ST> The current system is write-through from the buffer cache. The data
ST> is copied into the page cache only if there is already a page mapping
ST> that data. That is really ugly, using the buffer cache both as an IO
ST> buffer and as a data cache. THAT is what we need to fix.
You're right. But if you implement the appropriate routines so you
can use generic_file_write we do a proper write through the page
cache now.
ST> The ideal solution IMHO would be something which does write-through
ST> from the page cache to the buffer cache and write-back from the buffer
ST> cache to disk; in other words, when you write to a page, buffers are
ST> generated to map that dirty data (without copying) there and then.
ST> The IO is then left to the buffer cache, as currently happens, but the
ST> buffer is deleted after IO (just like other temporary buffer_heads
ST> behave right now). That leaves the IO buffering to the buffer cache
ST> and the caching to the page cache, which is the distinction that the
ST> the current scheme approaches but does not quite achieve.
Unless I have missed something write-back from the page cache is
important, because then when you delete a file you haven't written yet
you can completely avoid I/O. For short lived files this should be a
performance win.
Coping the few pages that are actively engaged in being written into
the buffer cache may not be a bad idea, as it removes the lock from
the page cache page much sooner, and frees if for use again.

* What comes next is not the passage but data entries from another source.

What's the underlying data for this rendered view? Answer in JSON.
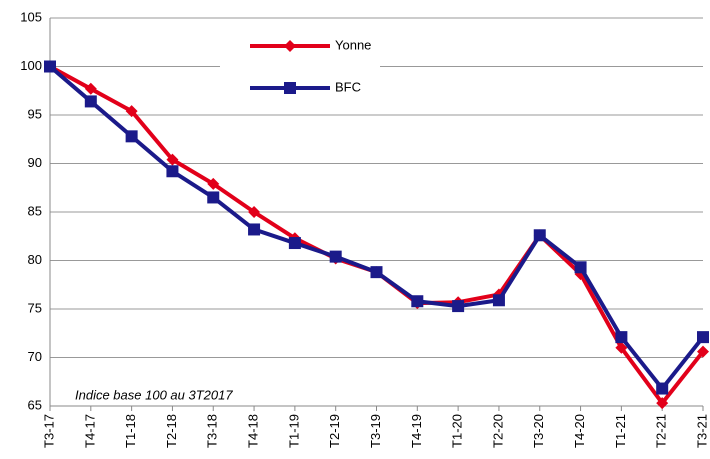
{
  "chart_data": {
    "type": "line",
    "categories": [
      "T3-17",
      "T4-17",
      "T1-18",
      "T2-18",
      "T3-18",
      "T4-18",
      "T1-19",
      "T2-19",
      "T3-19",
      "T4-19",
      "T1-20",
      "T2-20",
      "T3-20",
      "T4-20",
      "T1-21",
      "T2-21",
      "T3-21"
    ],
    "series": [
      {
        "name": "Yonne",
        "color": "#e2001a",
        "marker": "diamond",
        "values": [
          100,
          97.7,
          95.4,
          90.4,
          87.9,
          85.0,
          82.3,
          80.2,
          78.8,
          75.6,
          75.7,
          76.5,
          82.6,
          78.6,
          71.0,
          65.3,
          70.6
        ]
      },
      {
        "name": "BFC",
        "color": "#1b1a8a",
        "marker": "square",
        "values": [
          100,
          96.4,
          92.8,
          89.2,
          86.5,
          83.2,
          81.8,
          80.4,
          78.8,
          75.8,
          75.3,
          75.9,
          82.6,
          79.3,
          72.1,
          66.8,
          72.1
        ]
      }
    ],
    "ylim": [
      65,
      105
    ],
    "yticks": [
      65,
      70,
      75,
      80,
      85,
      90,
      95,
      100,
      105
    ],
    "grid": true,
    "legend": "top",
    "annotations": [
      "Indice base 100 au 3T2017"
    ]
  }
}
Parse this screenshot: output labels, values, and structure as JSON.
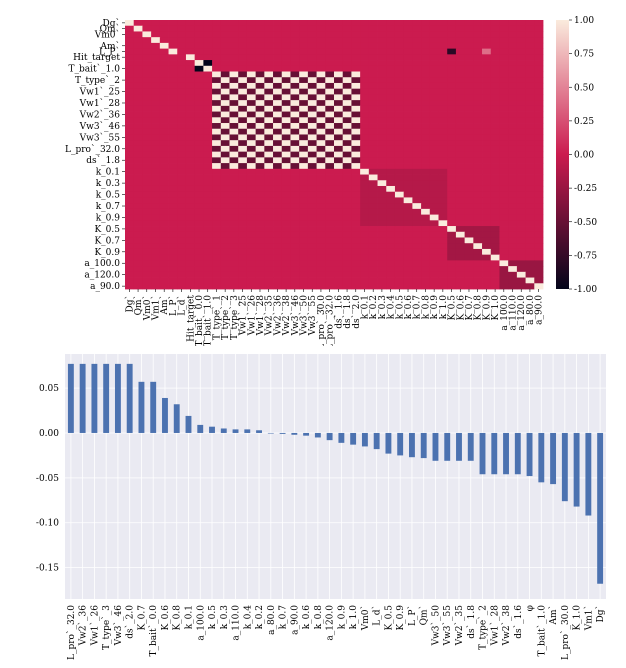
{
  "colors": {
    "heatmap_low": "#03051a",
    "heatmap_mid": "#cb1b4f",
    "heatmap_high": "#faebdd",
    "bar_color": "#4c72b0",
    "bar_plot_background": "#eaeaf2",
    "grid": "#ffffff"
  },
  "chart_data": [
    {
      "type": "heatmap",
      "row_labels": [
        "Dg`",
        "Qm`",
        "Vm0`",
        "Vm1`",
        "Am`",
        "L_P`",
        "Hit_target",
        "T_bait`_0.0",
        "T_bait`_1.0",
        "T_type`_1",
        "T_type`_2",
        "T_type`_3",
        "Vw1`_25",
        "Vw1`_26",
        "Vw1`_28",
        "Vw2`_35",
        "Vw2`_36",
        "Vw2`_38",
        "Vw3`_46",
        "Vw3`_50",
        "Vw3`_55",
        "L_pro`_30.0",
        "L_pro`_32.0",
        "ds`_1.6",
        "ds`_1.8",
        "ds`_2.0",
        "k_0.1",
        "k_0.2",
        "k_0.3",
        "k_0.4",
        "k_0.5",
        "k_0.6",
        "k_0.7",
        "k_0.8",
        "k_0.9",
        "k_1.0",
        "K_0.5",
        "K_0.6",
        "K_0.7",
        "K_0.8",
        "K_0.9",
        "K_1.0",
        "a_100.0",
        "a_110.0",
        "a_120.0",
        "a_80.0",
        "a_90.0"
      ],
      "y_tick_labels": [
        "Dg`",
        "Qm`",
        "Vm0`",
        "Am`",
        "L_P`",
        "Hit_target",
        "T_bait`_1.0",
        "T_type`_2",
        "Vw1`_25",
        "Vw1`_28",
        "Vw2`_36",
        "Vw3`_46",
        "Vw3`_55",
        "L_pro`_32.0",
        "ds`_1.8",
        "k_0.1",
        "k_0.3",
        "k_0.5",
        "k_0.7",
        "k_0.9",
        "K_0.5",
        "K_0.7",
        "K_0.9",
        "a_100.0",
        "a_120.0",
        "a_90.0"
      ],
      "x_tick_labels": [
        "Dg`",
        "Qm`",
        "Vm0`",
        "Vm1`",
        "Am`",
        "L_P`",
        "L_d`",
        "Hit_target",
        "T_bait`_0.0",
        "T_bait`_1.0",
        "T_type`_1",
        "T_type`_2",
        "T_type`_3",
        "Vw1`_25",
        "Vw1`_26",
        "Vw1`_28",
        "Vw2`_35",
        "Vw2`_36",
        "Vw2`_38",
        "Vw3`_46",
        "Vw3`_50",
        "Vw3`_55",
        "L_pro`_30.0",
        "L_pro`_32.0",
        "ds`_1.6",
        "ds`_1.8",
        "ds`_2.0",
        "k_0.1",
        "k_0.2",
        "k_0.3",
        "k_0.4",
        "k_0.5",
        "k_0.6",
        "k_0.7",
        "k_0.8",
        "k_0.9",
        "k_1.0",
        "K_0.5",
        "K_0.6",
        "K_0.7",
        "K_0.8",
        "K_0.9",
        "K_1.0",
        "a_100.0",
        "a_110.0",
        "a_120.0",
        "a_80.0",
        "a_90.0"
      ],
      "vmin": -1.0,
      "vmax": 1.0,
      "colorbar_ticks": [
        "1.00",
        "0.75",
        "0.50",
        "0.25",
        "0.00",
        "-0.25",
        "-0.50",
        "-0.75",
        "-1.00"
      ],
      "approximate_structure": {
        "diagonal": 1.0,
        "off_diagonal_background": 0.0,
        "T_bait_pair": -1.0,
        "design_block_rows": "T_type`_1 .. ds`_2.0",
        "design_block_pattern": [
          1.0,
          -0.5
        ],
        "k_block": -0.11,
        "K_block": -0.2,
        "a_block": -0.25,
        "L_P_with_K_0.5": -0.8,
        "L_P_with_K_0.9": 0.4
      }
    },
    {
      "type": "bar",
      "categories": [
        "L_pro`_32.0",
        "Vw2`_36",
        "Vw1`_26",
        "T_type`_3",
        "Vw3`_46",
        "ds`_2.0",
        "K_0.7",
        "T_bait`_0.0",
        "K_0.6",
        "K_0.8",
        "k_0.1",
        "a_100.0",
        "k_0.5",
        "k_0.3",
        "a_110.0",
        "k_0.4",
        "k_0.2",
        "a_80.0",
        "k_0.7",
        "a_90.0",
        "k_0.6",
        "k_0.8",
        "a_120.0",
        "k_0.9",
        "k_1.0",
        "Vm0`",
        "L_d`",
        "K_0.5",
        "K_0.9",
        "L_P`",
        "Qm`",
        "Vw3`_50",
        "Vw3`_55",
        "Vw2`_35",
        "ds`_1.8",
        "T_type`_2",
        "Vw1`_28",
        "Vw2`_38",
        "ds`_1.6",
        "φ",
        "T_bait`_1.0",
        "Am`",
        "L_pro`_30.0",
        "K_1.0",
        "Vm1`",
        "Dg`"
      ],
      "values": [
        0.077,
        0.077,
        0.077,
        0.077,
        0.077,
        0.077,
        0.057,
        0.057,
        0.039,
        0.032,
        0.019,
        0.009,
        0.007,
        0.005,
        0.004,
        0.004,
        0.003,
        0.0,
        -0.001,
        -0.002,
        -0.003,
        -0.005,
        -0.008,
        -0.011,
        -0.013,
        -0.015,
        -0.018,
        -0.023,
        -0.025,
        -0.027,
        -0.028,
        -0.031,
        -0.031,
        -0.031,
        -0.031,
        -0.046,
        -0.046,
        -0.046,
        -0.046,
        -0.048,
        -0.055,
        -0.057,
        -0.076,
        -0.082,
        -0.092,
        -0.168
      ],
      "yticks": [
        "0.05",
        "0.00",
        "-0.05",
        "-0.10",
        "-0.15"
      ],
      "ylim": [
        -0.185,
        0.088
      ],
      "grid": true
    }
  ]
}
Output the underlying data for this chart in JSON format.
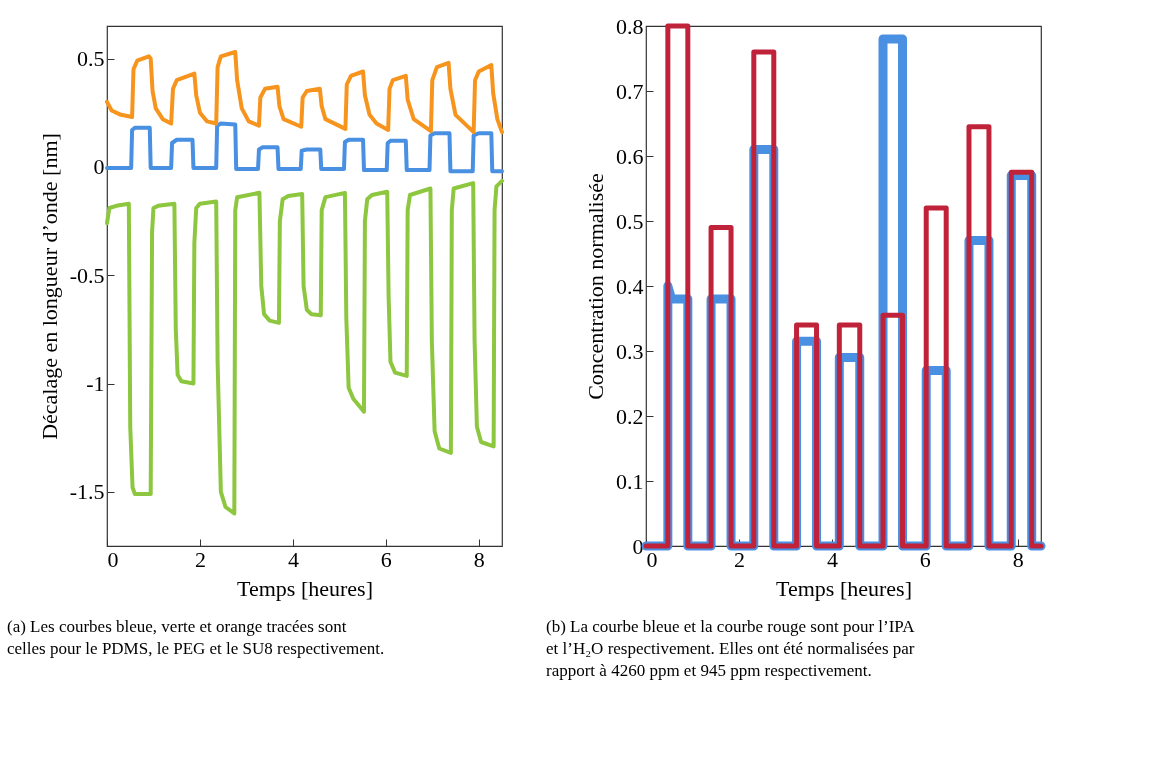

>> This functionality is essentially what is implemented with brw_page,
>> and I have written the generic_page_write that does essentially
>> this. There is no data copying however. The fun angle is mapped
>> pages need to be unmapped (or at least read only mapped) for a write
>> to be successful.
ST> Indeed; however, it might be a reasonable compromise to do a copy out
ST> from the page cache to the buffer cache in this situation (we already
ST> have a copy in there, so this would not hurt performance relative to
ST> the current system).
Agreed. But it takes more work to write.
ST> Doing COW at the page cache level is something we can implement later;
ST> there are other reasons for it to be desirable anyway. For example,
ST> it lets you convert all read(2) and write(2) requests on whole pages
ST> into mmap()s, transparently, giving automatic zero-copy IO to user
ST> space.
Sounds neat but I wasn't advocating it, in this context.
>> I should have a working patch this weekend (the code compiles now, I
>> just need to make sure it works) and we can discuss it more when that
>> has been released.
ST> Excellent. I look forward to seeing it.
I need to clean the patch up a bit (I built it on top of a patched
kernel, but I have it working right now!). I have successfully
performaned two simultaneous kernel compiles which is a pretty good
test for races ;).
Hopefully I'll have a little time this weekend, to make a good patch,
otherwise I'll just release my mess.
Eric